The IMF projects that global GDP will decline by nearly 5% this year

The IMF believes that the social gap policy because of Covid-19 will cause US GDP to decrease by 8% and China to grow only 1% in 2020.

In the recently released World Economic Outlook Update, the International Monetary Fund (IMF) continues to lower its global growth forecast. This year, global GDP could drop by 4.9% - stronger than the rate in its April report (-3%).

"Covid-19 had a negative impact on economic activity in the first half of 2020 with a stronger level than expected. Therefore, the recovery momentum may be slower," the IMF explained. The agency also lowered its GDP forecast next year, from 5.8% growth to 5.4%.

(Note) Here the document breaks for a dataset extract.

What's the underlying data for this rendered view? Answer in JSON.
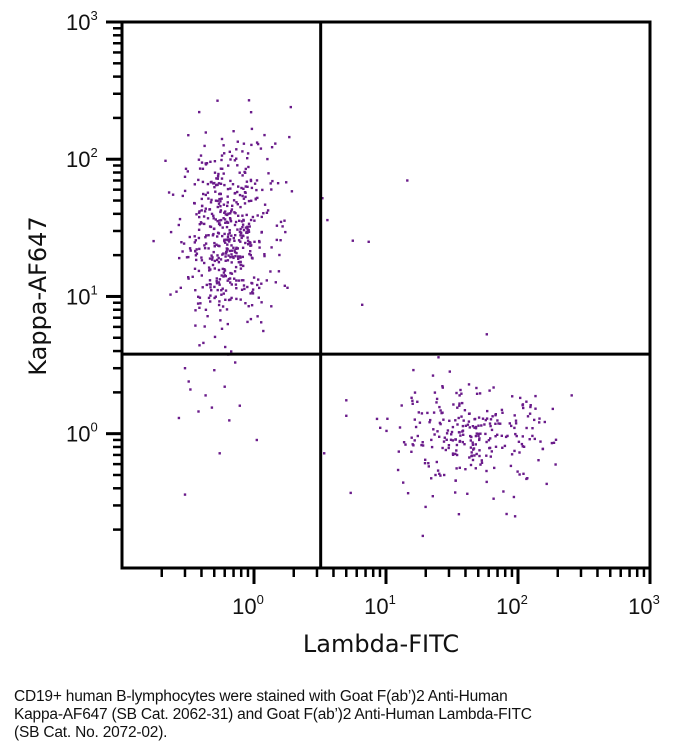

The IMF said the reduction in adjustment due to social gap measures could still last for the second half of the year, affecting productivity and supply chains. In countries with high rates of infection, economic activity will decline further.

The labor market therefore also suffered strong blow. The IMF estimates the number of hours reduced in the second quarter equals more than 300 million full-time jobs lost globally. The low-class working class is greatly affected by the inability to work remotely.

The US - the largest economy in the world - is forecasted to reduce GDP by 8% this year. This is stronger than the April forecast of -5.9%. Eurozone also lowered its growth forecast to -10.2%. Meanwhile, China's GDP is expected to increase by 1%.

The IMF also warned that public finances will be seriously degraded as governments try to defuse losses from Covid-19. So far, countries have borrowed more and launched a series of huge fiscal stimulus packages.

According to IMF forecasts, global public debt will set new records in 2020 and 2021, with 101.5% of GDP and 103.2% of GDP. The average fiscal deficit also soared to 13.9% of GDP this year.